# M Selbrede: Jude wrote Hebrews



## lynnie (Feb 5, 2014)

This is from a recent issue of Faith for all of Life, Chalcedon Foundation, featuring "The Ultimate Meme" on the cover ( Faith For All of Life - Chalcedon). I wrote to the author to get a copy to send to a few friends. Selbrede mentions the Jude-Hebrews connection in a footnote, thus:

(bolding mine)

_Every few years I have occasion to reassert the view I first published in the early 1980s, that Jude composed the book of Hebrews. This follows from the analogy of scripture: 

*Jude asserts in the third verse of his epistle that he was working on a larger treatise "concerning our common salvation" which he felt obligated to lay aside temporarily to write a brief letter of exhortation to the people. In Hebrews 13:22, the writer says he had also written a brief letter of exhortation to the recipients. The two epistles are essentially pointing at each other.*

Ironically, scholars assert that nobody knows where Jude's big doctrinal letter went, and nobody knows what became of the Hebrews' writer's short exhortation: they've both gone missing. Or have they? Not surprisingly, the examples of Old Testament events alluded to by Jude follow the ones mentioned in Hebrews. On this hypothesis, the reason for that is because these examples were fresh in Jude's mind when he set aside writing Hebrews to take up the brief 25-verse epistle bearing his name. Then he went back to work to complete the book of Hebrews. The view that the "brief word of exhortation" mentioned in Hebrews is the book of Hebrews itself strains credulity: it contains 13 chapters of the most complex theology this side of Romans. The 25-verse epistle of Jude is a far better candidate. Unfortunately, some translations have attempted to distort these texts to conform to modern notions of authorship (or lack thereof)._


----------



## Bill The Baptist (Feb 5, 2014)

This is certainly an interesting theory, but it hardly constitutes proof. Neither of the verses cited seem to clearly state what the author is claiming, and even if they did, this would still fall far short of conclusive. I find it quite interesting indeed that the church used to know who wrote Hebrews, but somewhere along the way forgot.


----------



## Contra_Mundum (Feb 5, 2014)

It's a theory I've not encountered before; which is neither here nor there, but it has its own charm. It's as worthy as most others, and better than some I suppose.


----------



## bookslover (Feb 5, 2014)

The early church fathers knew that Paul wrote Hebrews - even Origen: his statement that "only God knows who wrote Hebrews" refers to who Paul's secretary was. Origen believed that Paul was the author of the book, but didn't know who wrote the book down for him.


----------



## Hamalas (Feb 5, 2014)

Interesting.


----------



## RamistThomist (Feb 5, 2014)

I'm intrigued despite myself. I basically categorically reject anything from Chalcedon (and more than a bit ironic, since I have published in _Faith for all of Life_!), but this is actually quite interesting.


----------



## timmopussycat (Feb 6, 2014)

Definitely a possibility. 

On Origen's comment, I can't see Paul as the ultimate author of Hebrews because of too many discontinuities with his usual style that are common even when different secretaries are employed (e.g., the way Scriptural citations are introduced).


----------



## Bill The Baptist (Feb 6, 2014)

timmopussycat said:


> On Origen's comment, I can't see Paul as the ultimate author of Hebrews because of too many discontinuities with his usual style that are common even when different secretaries are employed (e.g., the way Scriptural citations are introduced).
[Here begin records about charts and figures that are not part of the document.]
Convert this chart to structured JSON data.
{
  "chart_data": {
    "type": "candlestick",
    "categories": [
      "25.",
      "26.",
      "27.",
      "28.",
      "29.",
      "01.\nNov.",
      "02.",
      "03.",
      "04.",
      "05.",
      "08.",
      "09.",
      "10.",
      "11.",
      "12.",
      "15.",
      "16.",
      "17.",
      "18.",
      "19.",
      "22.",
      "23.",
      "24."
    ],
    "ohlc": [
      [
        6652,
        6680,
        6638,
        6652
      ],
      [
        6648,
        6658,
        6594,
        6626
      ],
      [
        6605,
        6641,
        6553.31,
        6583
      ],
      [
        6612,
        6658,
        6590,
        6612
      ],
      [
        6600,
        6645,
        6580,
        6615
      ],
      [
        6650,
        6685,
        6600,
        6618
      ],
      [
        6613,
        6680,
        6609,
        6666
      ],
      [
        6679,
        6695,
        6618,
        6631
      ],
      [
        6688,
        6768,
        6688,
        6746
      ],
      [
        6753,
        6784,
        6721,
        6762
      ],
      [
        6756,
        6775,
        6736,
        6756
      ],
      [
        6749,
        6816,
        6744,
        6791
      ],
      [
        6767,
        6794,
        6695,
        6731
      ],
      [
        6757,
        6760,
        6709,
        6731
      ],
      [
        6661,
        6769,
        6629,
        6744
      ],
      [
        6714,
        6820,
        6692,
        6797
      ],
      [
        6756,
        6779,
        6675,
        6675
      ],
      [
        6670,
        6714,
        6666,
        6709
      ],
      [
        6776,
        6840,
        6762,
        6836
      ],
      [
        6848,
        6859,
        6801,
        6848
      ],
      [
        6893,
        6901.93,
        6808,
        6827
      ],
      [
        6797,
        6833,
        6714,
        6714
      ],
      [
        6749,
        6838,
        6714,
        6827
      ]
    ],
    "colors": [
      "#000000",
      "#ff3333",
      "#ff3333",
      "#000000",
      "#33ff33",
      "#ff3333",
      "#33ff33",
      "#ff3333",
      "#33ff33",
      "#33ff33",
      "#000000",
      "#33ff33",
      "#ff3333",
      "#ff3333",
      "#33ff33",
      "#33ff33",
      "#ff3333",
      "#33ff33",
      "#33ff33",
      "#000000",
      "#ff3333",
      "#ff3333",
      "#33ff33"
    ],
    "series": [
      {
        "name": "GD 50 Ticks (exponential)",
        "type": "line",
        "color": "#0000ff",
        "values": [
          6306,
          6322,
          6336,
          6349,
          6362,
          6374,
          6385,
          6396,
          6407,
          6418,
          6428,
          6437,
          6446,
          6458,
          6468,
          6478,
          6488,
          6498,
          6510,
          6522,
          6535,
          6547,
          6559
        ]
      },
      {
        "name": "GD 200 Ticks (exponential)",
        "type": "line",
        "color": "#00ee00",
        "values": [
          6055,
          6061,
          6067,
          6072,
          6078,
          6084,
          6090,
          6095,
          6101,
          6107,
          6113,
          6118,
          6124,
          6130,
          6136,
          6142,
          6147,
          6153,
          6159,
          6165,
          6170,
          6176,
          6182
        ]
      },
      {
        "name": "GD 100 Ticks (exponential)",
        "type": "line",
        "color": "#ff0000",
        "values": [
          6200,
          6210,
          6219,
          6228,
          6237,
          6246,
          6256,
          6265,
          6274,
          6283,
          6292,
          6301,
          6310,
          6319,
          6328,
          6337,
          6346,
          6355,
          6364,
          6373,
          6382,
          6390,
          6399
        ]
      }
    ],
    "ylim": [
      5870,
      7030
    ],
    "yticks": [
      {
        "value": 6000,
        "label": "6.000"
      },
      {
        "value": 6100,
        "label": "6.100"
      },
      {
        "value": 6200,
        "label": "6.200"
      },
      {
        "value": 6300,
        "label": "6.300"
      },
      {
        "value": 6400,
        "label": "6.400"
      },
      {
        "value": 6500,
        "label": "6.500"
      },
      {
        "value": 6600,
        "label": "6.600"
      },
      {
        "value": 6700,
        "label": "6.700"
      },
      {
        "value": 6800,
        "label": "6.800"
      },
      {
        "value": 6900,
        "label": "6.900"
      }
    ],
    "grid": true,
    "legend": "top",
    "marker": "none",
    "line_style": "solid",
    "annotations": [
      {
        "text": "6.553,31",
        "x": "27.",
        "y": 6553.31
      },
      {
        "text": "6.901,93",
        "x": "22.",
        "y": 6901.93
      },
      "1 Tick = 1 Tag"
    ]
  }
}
You are correct that there are some definite differences in style in Hebrews as compared to the rest of the Pauline corpus. Do you think it is possible that Paul wrote this letter in Hebrew, since it is addressed to the Hebrews, and that it was later translated into Greek? This would not be the same as Paul merely dictating it to someone else, as he frequently did, but was a full translation that may have been done without his knowledge. This could certainly explain some differences in style. Just a thought.


----------



## SeanPatrickCornell (Feb 6, 2014)

I like James White's take, as regards to the Pauline authorship of Hebrew. Take any scholar, and look at a letter they've written to their friends, and then look at a paper they've written for college. Chances are you'd never guess they had the same author. Likewise, assuming the author of Hebrews was Paul, the target audience and intention of composition is clearly different between Hebrews and his other epistles so it makes total sense that they'd had differing styles.


----------



## bookslover (Feb 6, 2014)

Contextually, "I have written to you briefly" (Hebrews 13.22) refers to the Book of Hebrews itself. Jude 3 ("I was very eager to write to you about our common salvation") refers to something Jude _was going to write about_, but changed his mind. Hebrews and Jude are not pointing to each other.


----------